Revenons à nos disciples ! Comme ils ont manifestement du mal à comprendre, voilà que Jésus utilise une image particulièrement parlante, celle d'une femme enceinte qui est d'abord triste « parce que son heure est venue » puis joyeuse « de ce qu'un vivant soit venu au monde ». Je ne sais pas si celles parmi qui ont accouché ont ressenti la tristesse dont parle Jésus mais de son temps, la tristesse était en réalité la peur et l'angoisse non pas de perdre leur état de grossesse mais de perdre tout bonnement la vie. Il fallait que les femmes osent, prennent le risque de la mort pour pouvoir donner la vie. Il ne pouvait y avoir de vie sans présence inévitable de l'ombre de la mort. C'est cette réalité là qu'utilise Jésus pour expliquer à ses disciples qu'il doit lui aussi affronter la mort pour donner la vie. Affronter la mort pour donner la vie dans l'esprit à tous ceux qui croiront en lui, c'est-à-dire à nous. C'est nous qui sommes enfantés par sa mort et sa résurrection, c'est nous qui sommes dans la suite des siècles et des temps qui sommes au bénéfice de sa grâce, cette grâce qui nous a été donnée sans même que nous ne la demandions et encore moins que nous ne la méritions.

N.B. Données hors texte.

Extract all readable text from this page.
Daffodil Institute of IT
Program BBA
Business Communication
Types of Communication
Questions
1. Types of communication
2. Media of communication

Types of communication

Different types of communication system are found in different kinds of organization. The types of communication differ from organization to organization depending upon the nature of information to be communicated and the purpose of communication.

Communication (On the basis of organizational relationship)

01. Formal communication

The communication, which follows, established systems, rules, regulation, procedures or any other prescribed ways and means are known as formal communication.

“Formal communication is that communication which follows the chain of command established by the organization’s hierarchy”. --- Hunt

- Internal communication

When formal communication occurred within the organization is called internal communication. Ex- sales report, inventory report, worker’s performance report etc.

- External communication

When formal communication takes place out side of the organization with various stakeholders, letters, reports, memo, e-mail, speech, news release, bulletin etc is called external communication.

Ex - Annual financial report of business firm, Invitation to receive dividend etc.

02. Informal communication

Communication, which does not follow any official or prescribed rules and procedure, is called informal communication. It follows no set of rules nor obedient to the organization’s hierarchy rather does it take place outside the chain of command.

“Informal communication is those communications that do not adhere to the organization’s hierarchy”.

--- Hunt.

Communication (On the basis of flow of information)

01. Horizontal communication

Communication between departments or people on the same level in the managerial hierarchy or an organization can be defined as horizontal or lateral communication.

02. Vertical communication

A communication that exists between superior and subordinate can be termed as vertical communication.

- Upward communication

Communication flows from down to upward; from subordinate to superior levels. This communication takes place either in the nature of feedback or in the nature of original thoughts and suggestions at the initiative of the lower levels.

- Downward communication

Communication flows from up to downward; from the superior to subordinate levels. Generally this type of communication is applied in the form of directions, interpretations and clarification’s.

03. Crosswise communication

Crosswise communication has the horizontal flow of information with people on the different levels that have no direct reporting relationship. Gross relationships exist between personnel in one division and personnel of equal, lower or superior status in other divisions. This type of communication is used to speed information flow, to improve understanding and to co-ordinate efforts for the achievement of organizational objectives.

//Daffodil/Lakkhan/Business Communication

Les disciples sont « avant » tout cela. Et Jésus de leur annoncer ce qui viendra, cette joie qui ne pourra plus leur être enlevée, quoi qu'il arrive parce que tout aura été réalisé et sera accompli. Il les prépare à la perte, à sa propre disparition en leur disant que bientôt ils le verront à nouveau de la seule manière qui vaille, de la meilleure manière qui soit, c'est-à-dire avec les yeux de l'esprit et du cœur.
C'est ainsi que nous le voyons et c'est pourquoi nous sommes dans la joie. Parce que nous sommes « après » cette révélation de la présence de Dieu à nos côtés en Jésus-Christ par l'Esprit saint. Si nous sommes là, c'est que chacun d'entre nous, à un moment donné de sa vie, a reçu cette révélation et a compris que la parole du Christ était pour lui, pour lui donner « la vie, le mouvement et l'être », selon l'extraordinaire formule de l'apôtre Paul à Athènes.

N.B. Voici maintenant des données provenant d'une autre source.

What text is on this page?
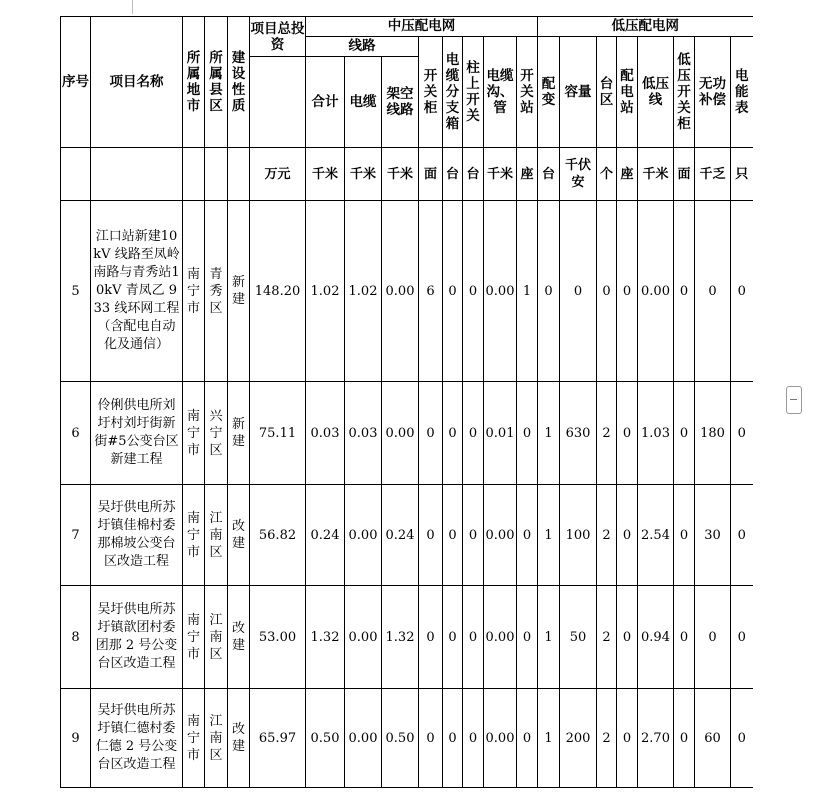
序号	项目名称	所属地市	所属县区	建设性质	项目总投资	中压配电网								低压配电网							
						线路			开关柜	电缆分支箱	柱上开关	电缆沟、管	开关站	配变	容量	台区	配电站	低压线	低压开关柜	无功补偿	电能表
						合计	电缆	架空线路													
					万元	千米	千米	千米	面	台	台	千米	座	台	千伏安	个	座	千米	面	千乏	只
5	江口站新建10kV 线路至凤岭南路与青秀站10kV 青凤乙 933 线环网工程（含配电自动化及通信）	南宁市	青秀区	新建	148.20	1.02	1.02	0.00	6	0	0	0.00	1	0	0	0	0	0.00	0	0	0
6	伶俐供电所刘圩村刘圩街新街#5公变台区新建工程	南宁市	兴宁区	新建	75.11	0.03	0.03	0.00	0	0	0	0.01	0	1	630	2	0	1.03	0	180	0
7	吴圩供电所苏圩镇佳棉村委那棉坡公变台区改造工程	南宁市	江南区	改建	56.82	0.24	0.00	0.24	0	0	0	0.00	0	1	100	2	0	2.54	0	30	0
8	吴圩供电所苏圩镇歆团村委团那 2 号公变台区改造工程	南宁市	江南区	改建	53.00	1.32	0.00	1.32	0	0	0	0.00	0	1	50	2	0	0.94	0	0	0
9	吴圩供电所苏圩镇仁德村委仁德 2 号公变台区改造工程	南宁市	江南区	改建	65.97	0.50	0.00	0.50	0	0	0	0.00	0	1	200	2	0	2.70	0	60	0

Ce que nous venons chercher au culte et qui est plus important que tout ce que je mentionnais tout à l'heure, plus important que les choses étranges ou extraordinaires que d'autres croient y trouver, c'est la communauté des saints, rien de moins. Rien de plus mais rien de moins !

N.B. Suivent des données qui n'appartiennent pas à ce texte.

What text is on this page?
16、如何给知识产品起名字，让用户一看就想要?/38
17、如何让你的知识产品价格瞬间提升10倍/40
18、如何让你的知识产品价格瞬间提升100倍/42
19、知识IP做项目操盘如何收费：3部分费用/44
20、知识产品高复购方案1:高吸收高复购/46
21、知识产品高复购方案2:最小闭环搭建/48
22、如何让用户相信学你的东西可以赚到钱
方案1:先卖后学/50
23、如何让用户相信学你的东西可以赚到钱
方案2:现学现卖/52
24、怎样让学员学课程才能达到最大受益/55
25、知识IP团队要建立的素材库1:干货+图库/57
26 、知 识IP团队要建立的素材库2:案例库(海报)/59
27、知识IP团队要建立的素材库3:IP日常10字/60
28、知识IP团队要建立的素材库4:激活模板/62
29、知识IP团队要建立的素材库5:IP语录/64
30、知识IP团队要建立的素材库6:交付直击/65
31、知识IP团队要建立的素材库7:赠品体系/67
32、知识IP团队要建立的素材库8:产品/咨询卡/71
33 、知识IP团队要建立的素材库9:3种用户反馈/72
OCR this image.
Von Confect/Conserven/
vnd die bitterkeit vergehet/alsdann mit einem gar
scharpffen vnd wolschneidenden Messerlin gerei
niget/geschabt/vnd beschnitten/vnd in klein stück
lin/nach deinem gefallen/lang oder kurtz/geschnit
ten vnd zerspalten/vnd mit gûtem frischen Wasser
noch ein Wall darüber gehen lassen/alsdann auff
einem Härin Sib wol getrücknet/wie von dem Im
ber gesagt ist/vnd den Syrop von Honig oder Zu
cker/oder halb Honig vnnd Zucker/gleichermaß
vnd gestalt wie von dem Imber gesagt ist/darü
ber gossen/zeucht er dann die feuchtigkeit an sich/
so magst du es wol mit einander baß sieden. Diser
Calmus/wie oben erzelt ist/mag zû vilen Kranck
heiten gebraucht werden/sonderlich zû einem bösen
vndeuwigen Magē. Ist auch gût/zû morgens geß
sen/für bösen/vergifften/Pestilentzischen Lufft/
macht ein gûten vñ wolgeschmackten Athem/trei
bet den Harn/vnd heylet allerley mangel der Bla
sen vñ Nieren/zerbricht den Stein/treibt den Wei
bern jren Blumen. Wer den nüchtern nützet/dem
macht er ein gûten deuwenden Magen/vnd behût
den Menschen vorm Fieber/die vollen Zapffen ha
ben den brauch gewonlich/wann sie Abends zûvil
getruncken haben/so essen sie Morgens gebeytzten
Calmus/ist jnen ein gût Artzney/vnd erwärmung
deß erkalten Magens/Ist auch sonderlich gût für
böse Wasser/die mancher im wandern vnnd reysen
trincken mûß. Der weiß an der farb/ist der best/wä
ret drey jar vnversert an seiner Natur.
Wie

En effet, nous tous ici qui cherchons à vivre en cohérence avec notre foi, selon les principes de vie que nous discernons dans l'évangile, selon l'espérance de l'amour inconditionnel de Dieu pour toute l'humanité, nous vivons cela dans le secret de notre conscience et de notre cœur. Chaque jour, nous sommes confrontés au défi de manifester dans notre entourage notre appartenance au Royaume de Dieu, que ce soit dans notre environnement de travail, dans nos familles, dans les associations dans lesquelles nous militons, nous sommes une goutte fragile de ce Royaume de Dieu. Dans la solitude même de nos vies, nous avons parfois le sentiment de ne servir à rien, parce que le corps ou l'esprit sont affaiblis et pourtant nous gardons cette conviction de ne pas être seuls, d'être une part d'un ensemble bien plus grand que nous, cette réalité que nous appelons Royaume de Dieu.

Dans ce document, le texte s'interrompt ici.